JK Chapter 3

Exercises

3.1

The UC Irvine Machine Learning Repository6 contains a data set related to glass identiﬁcation. The data consist of 214 glass samples labeled as one of seven class categories. There are nine predictors, including the refractive index and percentages of eight elements: Na, Mg, Al, Si, K, Ca, Ba, and Fe.

Using visualizations, explore the predictor variables to understand their distributions as well as the relationships between predictors.

Below we utilize histograms for visualizing how each predictor variable is distributed, boxplots to explore outliers, and a corrplot to determine the relationship these variables have together.

data(Glass)

Glass |>
  dplyr::select(-Type) -> Glass

par(mfrow = c(2, 5))

for(i in names(Glass))
  hist(Glass[[i]], main = i, xlab = "Value")

par(mfrow = c(2, 5))

for(i in names(Glass))
  boxplot(Glass[[i]], main = i, xlab = "Value")

Glass |>
  cor() |>
  corrplot()

Do there appear to be any outliers in the data? Are any predictors skewed?
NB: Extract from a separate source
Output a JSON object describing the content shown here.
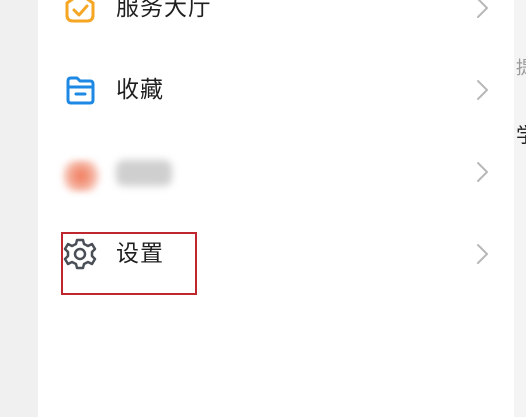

There are many outliers very apparent in almost every single distribution besides Mg and Na. The extreme frequency of outliers in the other variables is a consequence of their skewness. For example: Fe, Ba, and K are all extremely rightward skewed with Ca being slightly less so in comparison. Mg is also bimodal and fairly leftward skewed. It’s probably to helpful to note that many of these skews come from the capping effect when a variable can not go below 0 and thus 0 becomes a mode.

Are there any relevant transformations of one or more predictors that might improve the classiﬁcation model?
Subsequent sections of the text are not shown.